His characters are life-artists. Bickle jigsaws an ideal version of himself together through the people he meets, accumulating philosophies like tacky souvenirs. A recurring motif of these “man in the room” dramas is the donning of a uniform: Mishima’s kitschy militia suits, Toller’s warrior priest cassock, and Bickle’s knight-plume mohawk. However, though he is able to greet parts of himself through creativity that would otherwise be stifled, Mishima claims that “words are insufficient” in the arena of action. Ever the masochist. If you can’t feel it sting the flesh, is it even true? Seppuku is the artist’s immaculate ending, allowing him to write his own final chapter on the world stage. No more rehearsals. Torn from his guts, language’s impotency is expunged. Meanwhile, any psychotherapist would be able to see that the miasma Bickle swears is stalking him does so because he believes himself to be unclean. There’s the rub: Schrader’s characters’ desire to permanently alter their worlds lead them inevitably back to themselves, and so their crusade must lead explosively from the inside out.

Action

However zealous the destined climax, each character’s entry point is always recognisable. When Bickle declares it’s time to clean up his act and harden his body it echoes the kind of dramatic “I’ll do 50 push-ups tomorrow morning” reboot many of us falsely promise from the bottom of a crisis. Schrader wrote Taxi Driver as therapy whilst he drove around New York, reliant on substances, and with a gun in the glove compartment “just in case”. Bickle was born as an exorcism of the villain that lay dormant inside him. It’s proof that these films are about the firepower of ideas. First Reformed’s eco-consciousness strikes a scarily contemporary chord, and sometimes it feels as if Schrader is attempting to sketch what might happen if Travis Bickle had Twitter.

It may sound reductive, but it is the laptop’s white halo that ultimately becomes Toller’s portal to the cesspit of belief. We’ve been there.
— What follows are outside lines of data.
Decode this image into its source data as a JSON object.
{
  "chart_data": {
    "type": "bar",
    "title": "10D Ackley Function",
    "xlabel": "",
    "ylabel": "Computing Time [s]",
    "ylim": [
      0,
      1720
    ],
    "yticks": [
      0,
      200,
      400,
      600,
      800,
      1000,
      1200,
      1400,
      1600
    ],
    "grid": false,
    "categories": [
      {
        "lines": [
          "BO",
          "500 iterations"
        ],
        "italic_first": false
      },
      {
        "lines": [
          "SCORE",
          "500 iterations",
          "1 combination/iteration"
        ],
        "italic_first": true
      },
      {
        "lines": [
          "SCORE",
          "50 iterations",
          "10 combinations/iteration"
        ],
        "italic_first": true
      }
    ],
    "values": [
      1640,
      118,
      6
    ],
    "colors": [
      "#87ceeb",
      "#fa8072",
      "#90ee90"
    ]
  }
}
One long night on YouTube and the algorithm will usher you gently towards the doors of extremism. We sleep soundly at night, safe in the knowledge that this sphere is by-and-large all bark and no bite, but its nebulous promises loom nevertheless, and nowadays our ideas feel like they’re in a taut cold war with themselves.
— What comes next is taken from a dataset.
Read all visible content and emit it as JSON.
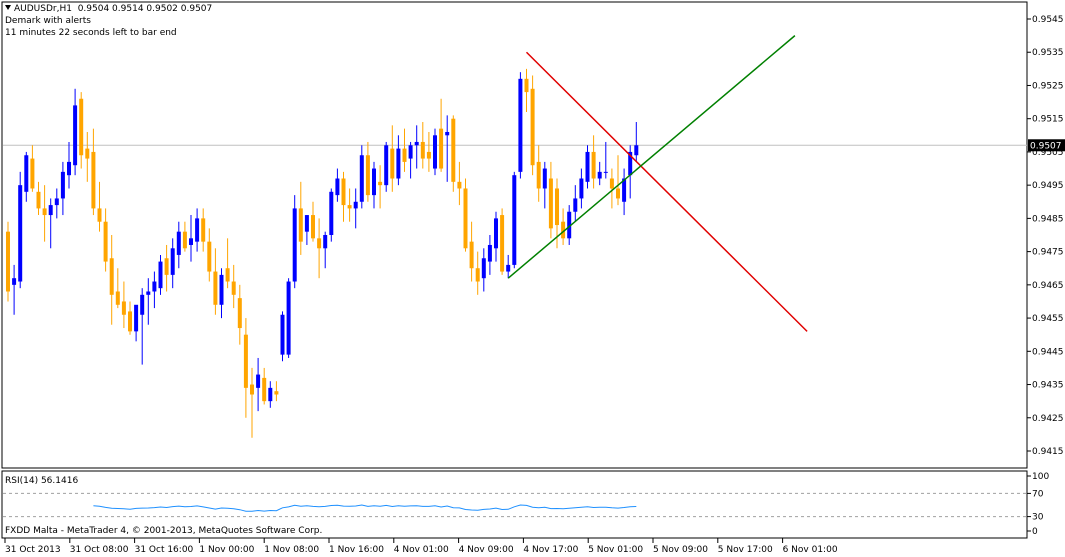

It’s difficult not to see in Schrader’s subjects the DNA of those scores of men present in the shadowy recesses of the internet, where insecurity leads to indignation, and ultimately becomes a dangerous righteousness. In Mishima there’s the cult of personality and, in Bickle, the message-board frequenters who are drawn to them. In all three men’s obsession with bending the world beautiful, clean, or divine, there is more than a hint of the eugenicist. Yet Schrader’s ability to build such a traceable psychological map is what makes his oeuvre so fascinating. The question that compels the viewer is whether the onscreen arc is an ascent to salvation, or a fatal spiral to delusion.

Harmony

What is the difference between suicide and sacrifice? Seppuku is duty, it would be a dishonour not to carry it out. The Christian mind has more complicated notions of self-destruction, but Toller may just believe that his is in the name of the Lord. Loss of the spirit in devotion to a higher cause is honoured by loss of the body.
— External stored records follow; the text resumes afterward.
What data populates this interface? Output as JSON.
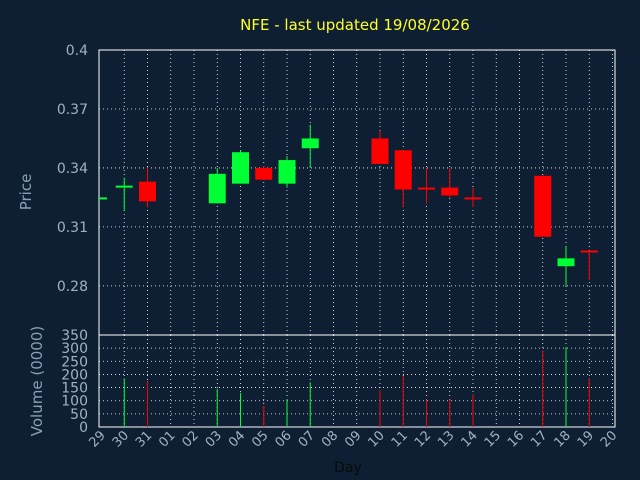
{
  "chart_data": {
    "type": "candlestick",
    "title": "NFE - last updated 19/08/2026",
    "xlabel": "Day",
    "x": [
      "29",
      "30",
      "31",
      "01",
      "02",
      "03",
      "04",
      "05",
      "06",
      "07",
      "08",
      "09",
      "10",
      "11",
      "12",
      "13",
      "14",
      "15",
      "16",
      "17",
      "18",
      "19",
      "20"
    ],
    "price_panel": {
      "ylabel": "Price",
      "ylim": [
        0.255,
        0.4
      ],
      "yticks": [
        "0.4",
        "0.37",
        "0.34",
        "0.31",
        "0.28"
      ],
      "ytick_values": [
        0.4,
        0.37,
        0.34,
        0.31,
        0.28
      ],
      "grid": true,
      "candles": [
        {
          "day": "29",
          "open": 0.325,
          "close": 0.325,
          "high": 0.325,
          "low": 0.325
        },
        {
          "day": "30",
          "open": 0.33,
          "close": 0.331,
          "high": 0.335,
          "low": 0.318
        },
        {
          "day": "31",
          "open": 0.333,
          "close": 0.323,
          "high": 0.34,
          "low": 0.32
        },
        {
          "day": "03",
          "open": 0.322,
          "close": 0.337,
          "high": 0.34,
          "low": 0.322
        },
        {
          "day": "04",
          "open": 0.332,
          "close": 0.348,
          "high": 0.349,
          "low": 0.332
        },
        {
          "day": "05",
          "open": 0.34,
          "close": 0.334,
          "high": 0.341,
          "low": 0.334
        },
        {
          "day": "06",
          "open": 0.332,
          "close": 0.344,
          "high": 0.346,
          "low": 0.33
        },
        {
          "day": "07",
          "open": 0.35,
          "close": 0.355,
          "high": 0.362,
          "low": 0.34
        },
        {
          "day": "10",
          "open": 0.355,
          "close": 0.342,
          "high": 0.359,
          "low": 0.342
        },
        {
          "day": "11",
          "open": 0.349,
          "close": 0.329,
          "high": 0.349,
          "low": 0.32
        },
        {
          "day": "12",
          "open": 0.33,
          "close": 0.329,
          "high": 0.34,
          "low": 0.322
        },
        {
          "day": "13",
          "open": 0.33,
          "close": 0.326,
          "high": 0.34,
          "low": 0.325
        },
        {
          "day": "14",
          "open": 0.325,
          "close": 0.324,
          "high": 0.33,
          "low": 0.32
        },
        {
          "day": "17",
          "open": 0.336,
          "close": 0.305,
          "high": 0.336,
          "low": 0.305
        },
        {
          "day": "18",
          "open": 0.29,
          "close": 0.294,
          "high": 0.3,
          "low": 0.28
        },
        {
          "day": "19",
          "open": 0.298,
          "close": 0.297,
          "high": 0.298,
          "low": 0.283
        }
      ],
      "up_color": "#00ff33",
      "down_color": "#ff0000"
    },
    "volume_panel": {
      "ylabel": "Volume (0000)",
      "ylim": [
        0,
        350
      ],
      "yticks": [
        "350",
        "300",
        "250",
        "200",
        "150",
        "100",
        "50",
        "0"
      ],
      "ytick_values": [
        350,
        300,
        250,
        200,
        150,
        100,
        50,
        0
      ],
      "bars": [
        {
          "day": "30",
          "value": 185,
          "direction": "up"
        },
        {
          "day": "31",
          "value": 175,
          "direction": "down"
        },
        {
          "day": "03",
          "value": 145,
          "direction": "up"
        },
        {
          "day": "04",
          "value": 130,
          "direction": "up"
        },
        {
          "day": "05",
          "value": 80,
          "direction": "down"
        },
        {
          "day": "06",
          "value": 105,
          "direction": "up"
        },
        {
          "day": "07",
          "value": 170,
          "direction": "up"
        },
        {
          "day": "10",
          "value": 140,
          "direction": "down"
        },
        {
          "day": "11",
          "value": 195,
          "direction": "down"
        },
        {
          "day": "12",
          "value": 105,
          "direction": "down"
        },
        {
          "day": "13",
          "value": 105,
          "direction": "down"
        },
        {
          "day": "14",
          "value": 125,
          "direction": "down"
        },
        {
          "day": "17",
          "value": 290,
          "direction": "down"
        },
        {
          "day": "18",
          "value": 305,
          "direction": "up"
        },
        {
          "day": "19",
          "value": 185,
          "direction": "down"
        }
      ]
    },
    "colors": {
      "background": "#0f1f33",
      "plot_border": "#ffffff",
      "grid": "#ffffff",
      "title": "#ffff2a",
      "tick_text": "#9fb2c6"
    }
  }
}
Death is always present for Schrader’s characters, but it’s never a threat – it represents a choice, a window to purpose that serves as the final transgressive point where body meets soul. By the time De Niro’s Travis Bickle warps into Ogata’s Mishima and is ultimately reborn as Hawke’s Pastor Toller, the trajectory of his characters’ lust for death is clear. This is not suicide, it’s martyrdom, and eternal harmony lies on the other side of its starry border.